To date, contaminated drugs from the New England Compounding Center have led to 750 cases of fungal meningitis in 20 states and 64 deaths, according to the CDC.
In Congress, lawmakers requested documents, information and inspection records related to the NECC, which recalled all of its products and eventually suspended operations. As congressional committees held hearings to determine how the outbreak happened and who was responsible, the FDA began to highlight the NECC incident as a case study for what was wrong with its current oversight system. Conflicting court decisions had led to regulatory confusion, making it unclear when oversight of a compounding pharmacy is the FDA’s responsibility, agency officials said.

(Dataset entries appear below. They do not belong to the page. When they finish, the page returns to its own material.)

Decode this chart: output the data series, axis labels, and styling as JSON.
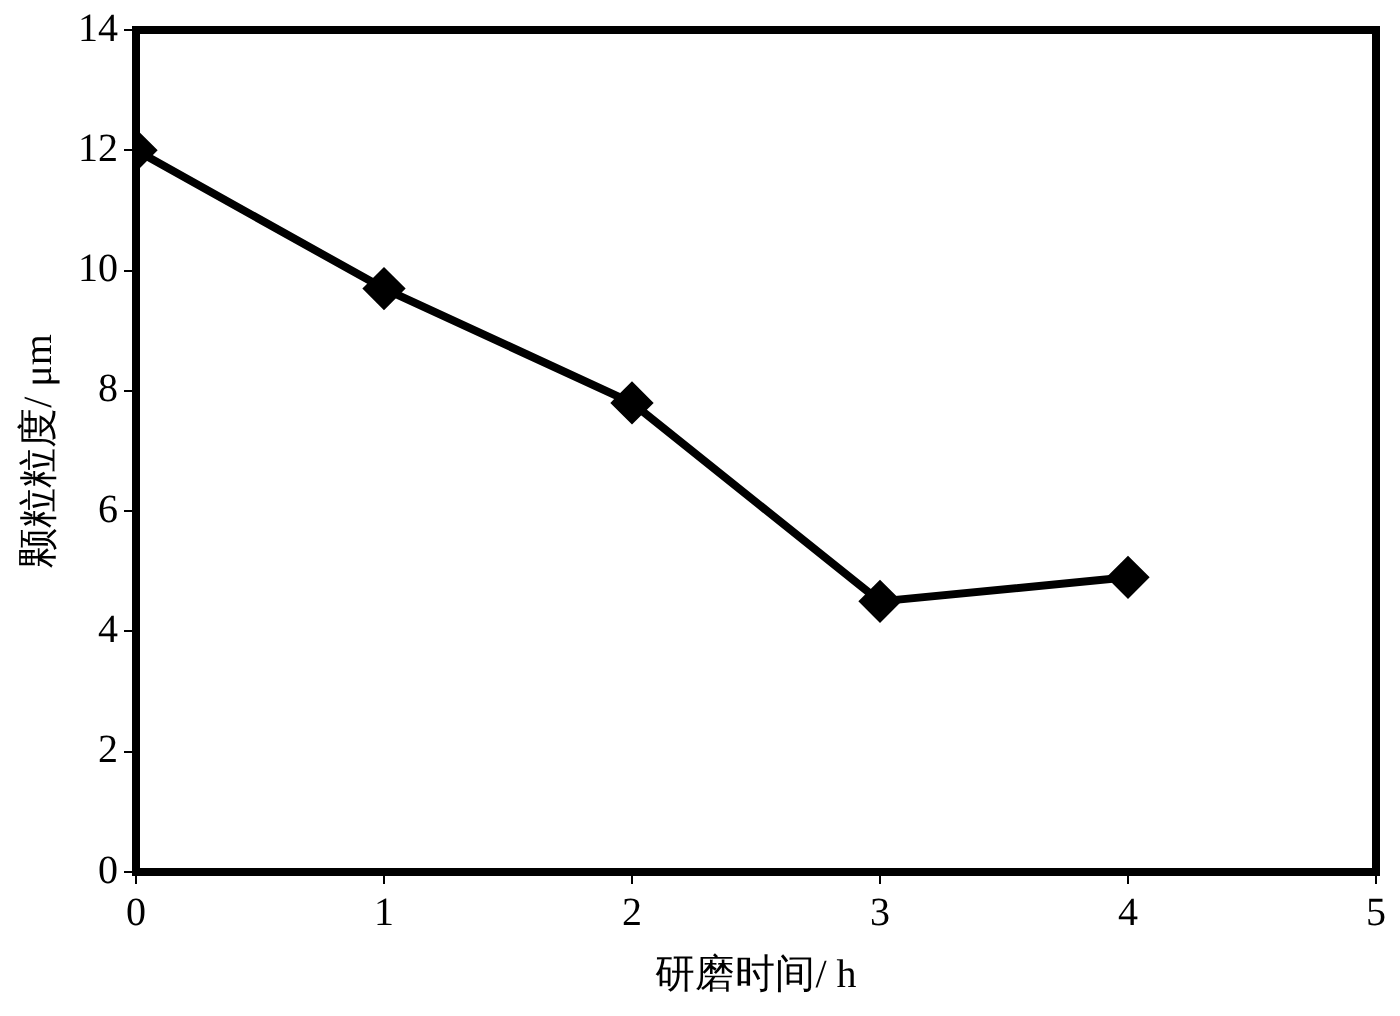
{
  "chart_data": {
    "type": "line",
    "xlabel": "研磨时间/ h",
    "ylabel": "颗粒粒度/ μm",
    "x": [
      0,
      1,
      2,
      3,
      4
    ],
    "series": [
      {
        "color": "#000000",
        "values": [
          12,
          9.7,
          7.8,
          4.5,
          4.9
        ]
      }
    ],
    "xlim": [
      0,
      5
    ],
    "xticks": [
      0,
      1,
      2,
      3,
      4,
      5
    ],
    "ylim": [
      0,
      14
    ],
    "yticks": [
      0,
      2,
      4,
      6,
      8,
      10,
      12,
      14
    ],
    "grid": false,
    "legend": false,
    "marker": "diamond",
    "line_style": "solid"
  }
}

FDA Commissioner Margaret Hamburg told Congress she regretted the way her agency oversaw the NECC but also said the FDA needed more authority to prevent similar incidents.
Why Can’t the FDA Handle This on Its Own?
Several conflicting court decisions regarding a 1997 law (PL 105-115) have left the FDA uncertain about its authority. Traditionally, compounding pharmacy oversight has been left up to the states, with the FDA reserving the right to step in under certain circumstances.
Today, some compounding pharmacies are blurring the lines between traditional practices and wholesale manufacturing — making large batches of compounded drugs meant for interstate commerce in advance of receiving a patient’s prescription. That’s what the NECC was doing.